An international clinical trial has been a promising advance against a variant of breast cancer, the metastatic HER2-positive one. The study, led by the director of the International Breast Cancer Center (IBCC), Javier Cortés, demonstrated the effects generated by the drug trastuzumab deruxtecan (t-DXD) to combat this disease.
The paper has just been published in the New England Journal of Medicine. The Destiny Breast-03 clinical trial tested the safety and efficacy of the drug trastuzumab deruxtecan in patients with metastasized HER2-positive breast cancer, a particularly aggressive subtype of these tumors that affects 20% of patients.
This new treatment slowed the progression of cancer in 75.8 percent of patients at 12 months compared to 34.1 percent who achieve it with the current standard treatment. The study decided to compare the drug previously used with trastuzumab emtansine in patients with HER2-positive metastatic breast cancer.
Among the 524 randomly assigned patients, a study was conducted to analyze overall survival at 12 months. The results showed that the use of trastuzumab emtansine stood at 85.9%, while the new treatment reached 94.1%. The most relevant data of all these percentages is that of the patients who participated in the study, 42 (16.1%) experienced a complete response with trastuzumab deruxtecan and 23 of them, representing 8.7% of the total, did the same with standard treatment.
Javier Cortés, director of the International Breast Cancer Center (IBCC) in Barcelona and the first author of the study, stressed at a press conference when presenting the results that “in 16% of patients treated with the new drug the disease disappears. This also happens in highly medicated patients, and who, therefore, may develop more resistance to new drugs.”
The new drug reduces the risk of illness or death, this is one of the most notable conclusions. The scientists also indicated another value of this research is that among patients with HER2-positive metastatic breast cancer previously treated with trastuzumab and a taxane, the risk of disease progression or death was lower among those who received trastuzumab deruxtecan than among those who received trastuzumab emtansine. Treatment with trastuzumab deruxtecan was associated with interstitial lung disease and pneumonitis.

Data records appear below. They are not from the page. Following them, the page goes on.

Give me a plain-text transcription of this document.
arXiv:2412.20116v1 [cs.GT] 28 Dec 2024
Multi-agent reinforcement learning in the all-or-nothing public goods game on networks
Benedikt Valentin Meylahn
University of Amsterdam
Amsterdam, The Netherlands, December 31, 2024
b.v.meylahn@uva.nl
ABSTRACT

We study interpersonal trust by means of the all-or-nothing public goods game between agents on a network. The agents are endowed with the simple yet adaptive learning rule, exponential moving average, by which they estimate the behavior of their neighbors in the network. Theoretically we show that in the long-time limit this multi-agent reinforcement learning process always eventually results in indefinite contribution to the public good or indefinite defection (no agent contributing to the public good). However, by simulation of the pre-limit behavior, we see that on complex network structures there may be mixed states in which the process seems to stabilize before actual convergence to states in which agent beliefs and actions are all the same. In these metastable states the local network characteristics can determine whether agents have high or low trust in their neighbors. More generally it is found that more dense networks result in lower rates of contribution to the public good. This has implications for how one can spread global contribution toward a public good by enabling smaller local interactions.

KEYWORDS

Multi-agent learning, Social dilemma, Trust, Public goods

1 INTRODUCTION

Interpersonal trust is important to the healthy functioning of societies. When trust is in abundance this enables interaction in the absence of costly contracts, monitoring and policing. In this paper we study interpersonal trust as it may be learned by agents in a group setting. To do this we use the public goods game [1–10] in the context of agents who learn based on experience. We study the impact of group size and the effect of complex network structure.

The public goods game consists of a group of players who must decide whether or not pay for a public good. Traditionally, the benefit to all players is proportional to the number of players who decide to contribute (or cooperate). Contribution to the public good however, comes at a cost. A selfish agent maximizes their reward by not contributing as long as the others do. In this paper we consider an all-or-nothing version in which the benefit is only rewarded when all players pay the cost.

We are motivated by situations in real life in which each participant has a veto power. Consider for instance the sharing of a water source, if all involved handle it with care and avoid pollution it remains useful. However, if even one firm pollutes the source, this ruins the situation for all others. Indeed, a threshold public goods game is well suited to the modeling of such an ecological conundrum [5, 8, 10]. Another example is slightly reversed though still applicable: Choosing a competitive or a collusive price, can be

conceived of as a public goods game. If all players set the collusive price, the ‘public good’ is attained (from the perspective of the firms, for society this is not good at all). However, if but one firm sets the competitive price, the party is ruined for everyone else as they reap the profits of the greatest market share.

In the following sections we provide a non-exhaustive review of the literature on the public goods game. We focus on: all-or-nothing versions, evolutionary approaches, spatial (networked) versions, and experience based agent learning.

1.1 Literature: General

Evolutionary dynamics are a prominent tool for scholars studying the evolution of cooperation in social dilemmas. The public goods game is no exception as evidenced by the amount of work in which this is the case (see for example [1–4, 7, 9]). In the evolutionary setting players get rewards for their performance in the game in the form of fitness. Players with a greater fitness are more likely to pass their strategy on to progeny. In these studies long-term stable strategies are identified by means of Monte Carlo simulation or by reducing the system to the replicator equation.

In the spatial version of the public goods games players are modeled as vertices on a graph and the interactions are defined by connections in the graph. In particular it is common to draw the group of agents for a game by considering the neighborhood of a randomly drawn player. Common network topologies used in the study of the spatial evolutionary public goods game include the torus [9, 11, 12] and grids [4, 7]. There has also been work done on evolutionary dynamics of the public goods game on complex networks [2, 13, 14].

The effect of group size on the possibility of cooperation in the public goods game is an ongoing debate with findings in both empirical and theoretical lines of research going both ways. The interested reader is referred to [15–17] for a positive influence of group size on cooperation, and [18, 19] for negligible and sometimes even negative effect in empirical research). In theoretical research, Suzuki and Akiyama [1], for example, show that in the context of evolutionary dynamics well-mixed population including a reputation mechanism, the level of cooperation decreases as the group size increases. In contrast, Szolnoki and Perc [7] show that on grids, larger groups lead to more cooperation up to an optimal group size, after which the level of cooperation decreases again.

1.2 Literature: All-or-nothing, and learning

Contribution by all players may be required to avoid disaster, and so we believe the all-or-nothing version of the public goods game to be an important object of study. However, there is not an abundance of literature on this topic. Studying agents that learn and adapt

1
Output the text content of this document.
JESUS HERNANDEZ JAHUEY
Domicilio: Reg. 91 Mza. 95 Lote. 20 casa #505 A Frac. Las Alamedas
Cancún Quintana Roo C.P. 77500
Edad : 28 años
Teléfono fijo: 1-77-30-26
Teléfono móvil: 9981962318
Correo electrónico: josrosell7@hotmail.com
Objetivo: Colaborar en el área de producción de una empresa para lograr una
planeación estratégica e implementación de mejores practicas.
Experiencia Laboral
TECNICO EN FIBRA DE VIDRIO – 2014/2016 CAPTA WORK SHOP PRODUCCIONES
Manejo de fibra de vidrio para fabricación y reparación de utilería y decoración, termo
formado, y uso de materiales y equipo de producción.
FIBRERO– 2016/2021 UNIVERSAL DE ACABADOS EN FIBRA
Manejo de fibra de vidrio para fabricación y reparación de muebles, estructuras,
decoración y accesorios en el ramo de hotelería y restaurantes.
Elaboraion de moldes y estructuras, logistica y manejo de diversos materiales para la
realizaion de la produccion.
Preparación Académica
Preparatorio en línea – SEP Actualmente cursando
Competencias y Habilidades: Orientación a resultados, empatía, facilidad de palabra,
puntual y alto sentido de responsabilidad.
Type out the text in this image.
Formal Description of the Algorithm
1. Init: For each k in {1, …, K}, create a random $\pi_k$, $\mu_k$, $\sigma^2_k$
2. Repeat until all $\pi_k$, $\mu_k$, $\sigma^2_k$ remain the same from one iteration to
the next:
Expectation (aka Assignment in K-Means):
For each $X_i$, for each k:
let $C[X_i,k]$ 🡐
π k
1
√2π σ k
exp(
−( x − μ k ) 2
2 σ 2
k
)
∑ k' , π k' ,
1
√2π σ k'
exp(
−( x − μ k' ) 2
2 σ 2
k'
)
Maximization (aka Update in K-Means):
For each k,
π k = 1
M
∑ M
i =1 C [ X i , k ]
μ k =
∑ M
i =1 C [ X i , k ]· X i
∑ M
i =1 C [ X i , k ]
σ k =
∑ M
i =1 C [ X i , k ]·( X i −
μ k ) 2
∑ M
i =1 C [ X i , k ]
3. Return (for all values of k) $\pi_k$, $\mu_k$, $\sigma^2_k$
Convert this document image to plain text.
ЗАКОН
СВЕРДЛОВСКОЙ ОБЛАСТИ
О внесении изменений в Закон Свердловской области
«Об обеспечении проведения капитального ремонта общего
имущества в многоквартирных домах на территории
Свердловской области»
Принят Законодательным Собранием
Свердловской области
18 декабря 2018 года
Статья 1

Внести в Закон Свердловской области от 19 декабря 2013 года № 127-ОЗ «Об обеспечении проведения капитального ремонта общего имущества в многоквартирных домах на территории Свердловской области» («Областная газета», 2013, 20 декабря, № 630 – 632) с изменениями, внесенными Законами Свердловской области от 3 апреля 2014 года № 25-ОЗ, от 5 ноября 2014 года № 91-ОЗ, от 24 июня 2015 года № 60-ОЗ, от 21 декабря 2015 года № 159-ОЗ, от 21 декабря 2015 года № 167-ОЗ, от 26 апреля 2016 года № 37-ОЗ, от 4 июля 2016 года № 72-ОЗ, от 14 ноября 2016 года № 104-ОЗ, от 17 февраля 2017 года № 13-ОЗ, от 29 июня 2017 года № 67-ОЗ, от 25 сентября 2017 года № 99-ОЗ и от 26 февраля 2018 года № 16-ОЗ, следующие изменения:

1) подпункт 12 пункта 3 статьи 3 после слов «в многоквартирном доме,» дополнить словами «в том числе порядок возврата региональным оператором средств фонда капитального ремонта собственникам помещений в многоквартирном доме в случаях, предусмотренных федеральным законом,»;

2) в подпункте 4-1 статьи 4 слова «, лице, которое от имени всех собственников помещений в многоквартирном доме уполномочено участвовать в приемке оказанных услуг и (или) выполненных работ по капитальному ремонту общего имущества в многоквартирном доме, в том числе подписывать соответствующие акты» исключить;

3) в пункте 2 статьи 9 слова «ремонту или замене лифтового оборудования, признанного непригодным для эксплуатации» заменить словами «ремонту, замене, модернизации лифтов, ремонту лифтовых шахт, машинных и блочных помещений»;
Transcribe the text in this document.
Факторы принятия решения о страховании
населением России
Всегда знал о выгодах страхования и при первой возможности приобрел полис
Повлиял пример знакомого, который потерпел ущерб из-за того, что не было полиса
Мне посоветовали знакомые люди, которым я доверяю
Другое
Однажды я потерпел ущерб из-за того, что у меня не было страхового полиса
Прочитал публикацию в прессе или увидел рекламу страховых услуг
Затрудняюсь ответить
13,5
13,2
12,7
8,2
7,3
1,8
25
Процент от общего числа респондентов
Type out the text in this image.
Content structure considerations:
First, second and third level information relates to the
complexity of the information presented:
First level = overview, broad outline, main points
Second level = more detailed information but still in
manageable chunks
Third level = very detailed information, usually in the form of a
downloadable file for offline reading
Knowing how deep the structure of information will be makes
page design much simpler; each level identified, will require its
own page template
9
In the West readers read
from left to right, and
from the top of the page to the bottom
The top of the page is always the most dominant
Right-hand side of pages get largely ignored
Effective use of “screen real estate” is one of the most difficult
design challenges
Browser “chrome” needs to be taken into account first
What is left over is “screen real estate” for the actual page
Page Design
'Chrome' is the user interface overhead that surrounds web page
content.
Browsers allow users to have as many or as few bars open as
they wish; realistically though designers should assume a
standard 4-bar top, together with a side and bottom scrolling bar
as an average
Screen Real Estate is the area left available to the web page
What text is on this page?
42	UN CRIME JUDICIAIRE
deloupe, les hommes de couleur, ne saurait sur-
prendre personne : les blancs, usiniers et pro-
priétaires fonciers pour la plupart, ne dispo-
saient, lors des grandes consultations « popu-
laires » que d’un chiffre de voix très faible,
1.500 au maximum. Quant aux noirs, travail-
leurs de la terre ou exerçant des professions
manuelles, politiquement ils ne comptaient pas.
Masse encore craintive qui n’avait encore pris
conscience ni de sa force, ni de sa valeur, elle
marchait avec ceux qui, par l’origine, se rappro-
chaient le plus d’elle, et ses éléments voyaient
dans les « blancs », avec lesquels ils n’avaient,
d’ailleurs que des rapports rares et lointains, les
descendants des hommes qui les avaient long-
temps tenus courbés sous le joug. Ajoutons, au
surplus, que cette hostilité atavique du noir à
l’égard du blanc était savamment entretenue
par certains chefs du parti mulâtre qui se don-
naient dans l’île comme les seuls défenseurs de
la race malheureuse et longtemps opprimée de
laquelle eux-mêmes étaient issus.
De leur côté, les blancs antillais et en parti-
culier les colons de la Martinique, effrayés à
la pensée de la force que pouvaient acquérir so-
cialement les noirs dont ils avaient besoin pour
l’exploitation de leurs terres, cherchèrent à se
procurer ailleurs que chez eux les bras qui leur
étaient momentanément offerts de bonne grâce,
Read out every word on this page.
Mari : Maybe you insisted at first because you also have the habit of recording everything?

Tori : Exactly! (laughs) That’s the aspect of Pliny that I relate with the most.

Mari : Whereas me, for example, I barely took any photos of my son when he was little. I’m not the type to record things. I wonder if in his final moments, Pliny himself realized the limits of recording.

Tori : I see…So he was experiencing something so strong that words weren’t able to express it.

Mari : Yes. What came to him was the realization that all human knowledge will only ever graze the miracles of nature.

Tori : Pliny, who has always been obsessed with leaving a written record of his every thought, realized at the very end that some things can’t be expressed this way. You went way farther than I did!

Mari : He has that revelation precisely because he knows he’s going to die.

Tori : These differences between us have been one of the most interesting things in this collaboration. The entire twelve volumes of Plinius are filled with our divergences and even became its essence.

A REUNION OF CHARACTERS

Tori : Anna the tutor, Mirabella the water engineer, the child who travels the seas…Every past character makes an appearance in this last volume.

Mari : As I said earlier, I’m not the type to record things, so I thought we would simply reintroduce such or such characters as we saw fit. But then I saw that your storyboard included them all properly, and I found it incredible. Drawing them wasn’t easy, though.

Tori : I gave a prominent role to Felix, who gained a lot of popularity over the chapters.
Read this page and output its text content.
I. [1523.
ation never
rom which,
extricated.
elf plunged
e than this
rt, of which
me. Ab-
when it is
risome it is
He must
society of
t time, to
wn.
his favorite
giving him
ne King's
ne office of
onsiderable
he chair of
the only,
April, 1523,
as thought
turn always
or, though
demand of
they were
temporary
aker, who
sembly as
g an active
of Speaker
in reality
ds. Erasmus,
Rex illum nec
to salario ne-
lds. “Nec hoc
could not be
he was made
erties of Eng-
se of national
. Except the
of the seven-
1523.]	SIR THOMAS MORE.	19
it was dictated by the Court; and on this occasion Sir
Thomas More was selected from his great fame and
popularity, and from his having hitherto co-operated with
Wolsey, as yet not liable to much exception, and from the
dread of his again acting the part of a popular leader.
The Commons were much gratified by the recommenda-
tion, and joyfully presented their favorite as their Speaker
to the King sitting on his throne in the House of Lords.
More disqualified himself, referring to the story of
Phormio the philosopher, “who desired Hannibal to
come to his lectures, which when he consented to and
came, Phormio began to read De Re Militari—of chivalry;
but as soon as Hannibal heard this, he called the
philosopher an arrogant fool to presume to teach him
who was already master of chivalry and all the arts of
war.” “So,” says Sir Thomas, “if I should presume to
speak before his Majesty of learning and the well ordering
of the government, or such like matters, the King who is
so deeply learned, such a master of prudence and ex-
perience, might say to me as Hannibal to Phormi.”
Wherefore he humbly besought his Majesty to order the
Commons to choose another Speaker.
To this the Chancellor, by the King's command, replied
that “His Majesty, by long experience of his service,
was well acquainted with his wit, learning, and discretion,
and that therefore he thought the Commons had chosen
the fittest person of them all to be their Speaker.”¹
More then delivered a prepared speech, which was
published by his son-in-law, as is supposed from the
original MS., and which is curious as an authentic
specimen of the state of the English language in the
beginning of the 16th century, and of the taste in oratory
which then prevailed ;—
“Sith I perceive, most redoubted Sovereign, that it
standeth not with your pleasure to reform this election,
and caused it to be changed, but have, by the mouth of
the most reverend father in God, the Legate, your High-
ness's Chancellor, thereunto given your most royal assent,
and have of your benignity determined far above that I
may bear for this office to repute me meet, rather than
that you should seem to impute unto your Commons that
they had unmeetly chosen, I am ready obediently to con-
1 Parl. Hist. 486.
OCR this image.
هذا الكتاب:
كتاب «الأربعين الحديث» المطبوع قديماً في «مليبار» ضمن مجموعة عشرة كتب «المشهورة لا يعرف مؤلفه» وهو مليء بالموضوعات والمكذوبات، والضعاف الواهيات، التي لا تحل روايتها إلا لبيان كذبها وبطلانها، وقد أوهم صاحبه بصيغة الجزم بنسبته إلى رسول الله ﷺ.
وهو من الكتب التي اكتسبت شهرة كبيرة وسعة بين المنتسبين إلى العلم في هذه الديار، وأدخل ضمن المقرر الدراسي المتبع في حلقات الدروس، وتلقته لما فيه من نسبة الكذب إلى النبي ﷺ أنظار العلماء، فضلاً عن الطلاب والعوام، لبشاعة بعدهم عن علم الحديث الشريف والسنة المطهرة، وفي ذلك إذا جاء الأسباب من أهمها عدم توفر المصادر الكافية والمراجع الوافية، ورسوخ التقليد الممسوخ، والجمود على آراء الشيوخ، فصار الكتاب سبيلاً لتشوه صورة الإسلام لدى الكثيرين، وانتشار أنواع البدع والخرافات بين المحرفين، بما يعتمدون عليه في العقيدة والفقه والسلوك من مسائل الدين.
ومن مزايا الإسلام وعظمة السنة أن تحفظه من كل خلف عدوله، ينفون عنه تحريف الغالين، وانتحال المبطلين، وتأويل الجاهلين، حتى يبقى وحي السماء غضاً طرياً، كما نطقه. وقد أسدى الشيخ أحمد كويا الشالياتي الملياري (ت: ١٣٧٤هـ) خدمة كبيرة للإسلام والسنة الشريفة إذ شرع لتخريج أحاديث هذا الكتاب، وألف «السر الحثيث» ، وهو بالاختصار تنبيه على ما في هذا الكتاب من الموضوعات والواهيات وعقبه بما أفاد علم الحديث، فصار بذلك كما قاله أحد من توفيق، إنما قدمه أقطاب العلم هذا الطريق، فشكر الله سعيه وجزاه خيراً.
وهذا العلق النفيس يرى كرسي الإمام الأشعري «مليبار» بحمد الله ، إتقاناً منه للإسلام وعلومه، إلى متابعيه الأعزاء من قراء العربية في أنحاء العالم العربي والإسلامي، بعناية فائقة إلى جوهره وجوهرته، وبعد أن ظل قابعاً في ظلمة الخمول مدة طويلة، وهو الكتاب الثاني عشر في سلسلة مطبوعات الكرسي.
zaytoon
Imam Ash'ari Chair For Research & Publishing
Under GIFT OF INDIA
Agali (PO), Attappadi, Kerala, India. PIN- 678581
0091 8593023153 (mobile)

On the other hand, the research related to this drug in patients with HER2-postivian breast cancer does not end here, since throughout this year new data will be known related to toxicity, efficacy and quality of life against active brain metastases that specialists are tracing in subsequent studies that are already being tracked have started. According to the World Health Organization (WHO), breast cancer arises in the lining cells (epithelium) of ducts (85%) or lobules (15%) in the glandular tissue of the breast. Initially, the cancerous growth is limited to the duct or lobe (“in situ”) where it usually causes no symptoms and has minimal potential for spread (metastasis).
In 2020, there were 2.3 million women diagnosed with breast cancer and 685,000 deaths worldwide. By the end of 2020, there were 7.8 million women alive who had been diagnosed with breast cancer in the last 5 years, making it the most prevalent cancer in the world. Women lose more years of life due to disability (DALYs) to breast cancer worldwide than to any other type of cancer. It occurs in every country in the world in women of any age after puberty, but with increasing rates later in life.